A third of (31%) office workers admit being unproductive for at least ten hours every week, equivalent to over one working week each month.
A report commissioned by office products firm Fellowes asked 1,000 workers how employers could improve productivity and found that almost two-thirds (61%) of office workers believe a four-day working week would make them more productive. A further half of workers admitted they are unproductive for up to an hour every day. It was also revealed that 40% believe they would be more efficient working remotely.
Despite being the fifth largest economy in the world, the UK sits 15th in the productivity table, lagging behind the likes of Sweden (31 hours p/w), Denmark (27.2 hours p/w) and Norway (27.3 p/w) AppleWebData who all work, on average, less hours per week than Brits (32 hours p/w).
Many experts believe it’s time to look towards Scandinavian countries like Sweden – who recently trialed a six-hour working day – where employees have more flexibility to choose when and where they work. One of those people is world-leading productivity expert, Grace Marshall.
Author of How to be Really Productive; Grace Marshall and productivity expert at Think Productive said,
“We’ve found that a four-day work week increases momentum and motivation in the office, as well as giving employees more time to enjoy life outside of the workplace
“It is our ability to think well that increases the quality and value of our work, not how many hours we show up at the office. In fact, working longer hours can diminish our productivity as well as our wellbeing.”

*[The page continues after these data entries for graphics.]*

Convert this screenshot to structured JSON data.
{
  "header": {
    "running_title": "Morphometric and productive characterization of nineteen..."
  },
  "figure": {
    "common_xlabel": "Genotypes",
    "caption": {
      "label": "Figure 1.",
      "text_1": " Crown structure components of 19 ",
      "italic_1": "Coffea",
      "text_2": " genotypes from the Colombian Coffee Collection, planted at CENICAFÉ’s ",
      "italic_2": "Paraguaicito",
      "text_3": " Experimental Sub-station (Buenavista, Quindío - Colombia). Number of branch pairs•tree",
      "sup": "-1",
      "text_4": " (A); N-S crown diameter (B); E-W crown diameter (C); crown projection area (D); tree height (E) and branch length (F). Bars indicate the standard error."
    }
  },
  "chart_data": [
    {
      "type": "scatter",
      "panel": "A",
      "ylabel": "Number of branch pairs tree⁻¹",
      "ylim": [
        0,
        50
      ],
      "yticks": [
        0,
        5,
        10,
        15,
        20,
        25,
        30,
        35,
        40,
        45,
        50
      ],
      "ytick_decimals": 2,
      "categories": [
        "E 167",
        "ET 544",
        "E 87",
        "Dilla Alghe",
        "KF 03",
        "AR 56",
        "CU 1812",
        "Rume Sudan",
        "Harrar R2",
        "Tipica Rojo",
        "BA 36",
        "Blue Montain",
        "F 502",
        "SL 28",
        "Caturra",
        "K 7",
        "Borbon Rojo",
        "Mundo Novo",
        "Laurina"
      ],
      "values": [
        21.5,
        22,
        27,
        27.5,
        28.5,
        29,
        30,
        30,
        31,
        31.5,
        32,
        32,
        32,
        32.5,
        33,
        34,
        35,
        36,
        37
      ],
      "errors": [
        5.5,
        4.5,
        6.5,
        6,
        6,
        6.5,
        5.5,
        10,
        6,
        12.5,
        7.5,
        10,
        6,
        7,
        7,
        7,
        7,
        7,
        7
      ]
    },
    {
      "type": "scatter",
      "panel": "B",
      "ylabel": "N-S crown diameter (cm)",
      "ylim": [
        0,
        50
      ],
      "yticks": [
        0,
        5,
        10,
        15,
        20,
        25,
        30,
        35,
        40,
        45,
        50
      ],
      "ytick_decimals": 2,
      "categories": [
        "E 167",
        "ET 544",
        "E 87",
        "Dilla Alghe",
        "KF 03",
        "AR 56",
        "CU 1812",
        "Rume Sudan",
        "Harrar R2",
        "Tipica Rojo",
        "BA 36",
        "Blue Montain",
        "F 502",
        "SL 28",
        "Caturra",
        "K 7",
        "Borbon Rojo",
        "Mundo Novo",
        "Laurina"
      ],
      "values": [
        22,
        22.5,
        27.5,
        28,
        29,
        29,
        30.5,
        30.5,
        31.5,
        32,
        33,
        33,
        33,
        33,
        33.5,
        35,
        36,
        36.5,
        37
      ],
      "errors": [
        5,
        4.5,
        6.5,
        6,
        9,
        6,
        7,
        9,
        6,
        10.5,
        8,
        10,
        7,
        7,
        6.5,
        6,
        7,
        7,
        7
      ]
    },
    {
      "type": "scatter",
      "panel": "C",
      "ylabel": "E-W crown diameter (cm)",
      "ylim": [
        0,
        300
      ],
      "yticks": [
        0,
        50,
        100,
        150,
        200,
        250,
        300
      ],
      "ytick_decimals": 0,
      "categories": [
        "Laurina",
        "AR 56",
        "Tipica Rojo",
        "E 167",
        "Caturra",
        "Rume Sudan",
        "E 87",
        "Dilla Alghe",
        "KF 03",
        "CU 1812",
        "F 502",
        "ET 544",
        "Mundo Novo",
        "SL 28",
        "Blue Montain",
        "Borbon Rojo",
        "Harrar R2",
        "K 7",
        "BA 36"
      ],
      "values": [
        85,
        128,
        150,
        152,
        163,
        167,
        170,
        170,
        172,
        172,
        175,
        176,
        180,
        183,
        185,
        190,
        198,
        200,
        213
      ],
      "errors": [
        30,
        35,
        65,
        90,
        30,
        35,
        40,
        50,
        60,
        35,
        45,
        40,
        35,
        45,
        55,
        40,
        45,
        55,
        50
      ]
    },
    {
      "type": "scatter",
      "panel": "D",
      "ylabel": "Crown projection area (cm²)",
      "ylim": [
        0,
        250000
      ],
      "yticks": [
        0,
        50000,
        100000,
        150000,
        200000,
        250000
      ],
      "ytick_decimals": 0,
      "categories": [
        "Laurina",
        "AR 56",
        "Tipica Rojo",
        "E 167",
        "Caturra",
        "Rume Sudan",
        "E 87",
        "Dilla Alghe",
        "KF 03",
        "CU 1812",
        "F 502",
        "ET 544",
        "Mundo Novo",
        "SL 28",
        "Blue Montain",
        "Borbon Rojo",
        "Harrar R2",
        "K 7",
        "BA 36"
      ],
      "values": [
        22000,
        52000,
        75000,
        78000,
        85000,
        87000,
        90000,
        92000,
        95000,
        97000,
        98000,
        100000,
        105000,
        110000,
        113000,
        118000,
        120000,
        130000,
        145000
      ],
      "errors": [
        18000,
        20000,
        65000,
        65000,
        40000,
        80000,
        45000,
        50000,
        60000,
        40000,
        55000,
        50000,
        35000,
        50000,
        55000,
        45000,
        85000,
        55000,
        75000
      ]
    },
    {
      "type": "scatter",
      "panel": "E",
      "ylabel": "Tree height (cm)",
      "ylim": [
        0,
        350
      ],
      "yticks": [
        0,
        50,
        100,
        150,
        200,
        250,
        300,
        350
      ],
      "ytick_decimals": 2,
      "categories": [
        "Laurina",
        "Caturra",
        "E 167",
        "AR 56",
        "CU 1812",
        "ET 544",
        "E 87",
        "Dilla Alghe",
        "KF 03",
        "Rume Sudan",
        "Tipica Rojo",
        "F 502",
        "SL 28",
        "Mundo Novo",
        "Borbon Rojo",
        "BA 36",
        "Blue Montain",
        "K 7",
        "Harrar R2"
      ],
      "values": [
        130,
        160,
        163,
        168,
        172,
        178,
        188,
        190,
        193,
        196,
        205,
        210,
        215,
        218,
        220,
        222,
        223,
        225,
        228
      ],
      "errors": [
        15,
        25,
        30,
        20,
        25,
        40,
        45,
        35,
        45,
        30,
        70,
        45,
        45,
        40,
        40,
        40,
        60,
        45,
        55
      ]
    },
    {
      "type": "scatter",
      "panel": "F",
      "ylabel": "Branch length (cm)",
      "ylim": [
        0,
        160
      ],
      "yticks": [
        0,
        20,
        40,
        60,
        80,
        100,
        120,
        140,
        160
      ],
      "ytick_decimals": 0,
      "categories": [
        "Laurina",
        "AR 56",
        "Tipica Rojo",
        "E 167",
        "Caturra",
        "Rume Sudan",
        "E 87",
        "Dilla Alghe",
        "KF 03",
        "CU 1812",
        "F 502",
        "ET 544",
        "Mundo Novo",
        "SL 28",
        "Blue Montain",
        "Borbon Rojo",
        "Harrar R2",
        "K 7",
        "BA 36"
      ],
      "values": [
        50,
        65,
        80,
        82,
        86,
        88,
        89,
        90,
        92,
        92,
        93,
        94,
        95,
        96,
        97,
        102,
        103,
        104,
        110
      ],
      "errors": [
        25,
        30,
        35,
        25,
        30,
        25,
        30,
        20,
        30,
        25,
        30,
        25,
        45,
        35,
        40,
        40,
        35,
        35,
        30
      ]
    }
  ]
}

The report also found that office equipment was also hampering worker output with a quarter of people claiming they have missed a deadline because they couldn’t get their hands on the right equipment in time.
Almost half (43%) of people surveyed admitted are distracted up to 15 times a day, with the average worker getting distracted every 35 minutes.
Grace Marshall added “Being distracted diminishes our ability to think clearly and creatively. Many office workers find they get far more work done in the day they work from home, or the hour before everyone else gets into the office – because they have less interruptions and distractions. Flexibility allows us to manage and balance the needs of our colleagues and deliver the work we need to get done.”
Fellowes UK Sales and Marketing Director Darryl Brunt added:
“It’s clear that our workplace has a huge effect on our productivity and our report shows a real need for businesses to take heed. Making small changes to employee’s work station comfort can reap rewards for their wellbeing and their working life. Employees who feel more productive working from home shouldn’t be forgotten either, everyone should be given access to the right products to ensure they can work well.”
As part of its Working Well campaign, Fellowes, which is celebrating 100 years in the office product industry, aims to create an office environment which allows employees to reach their full potential.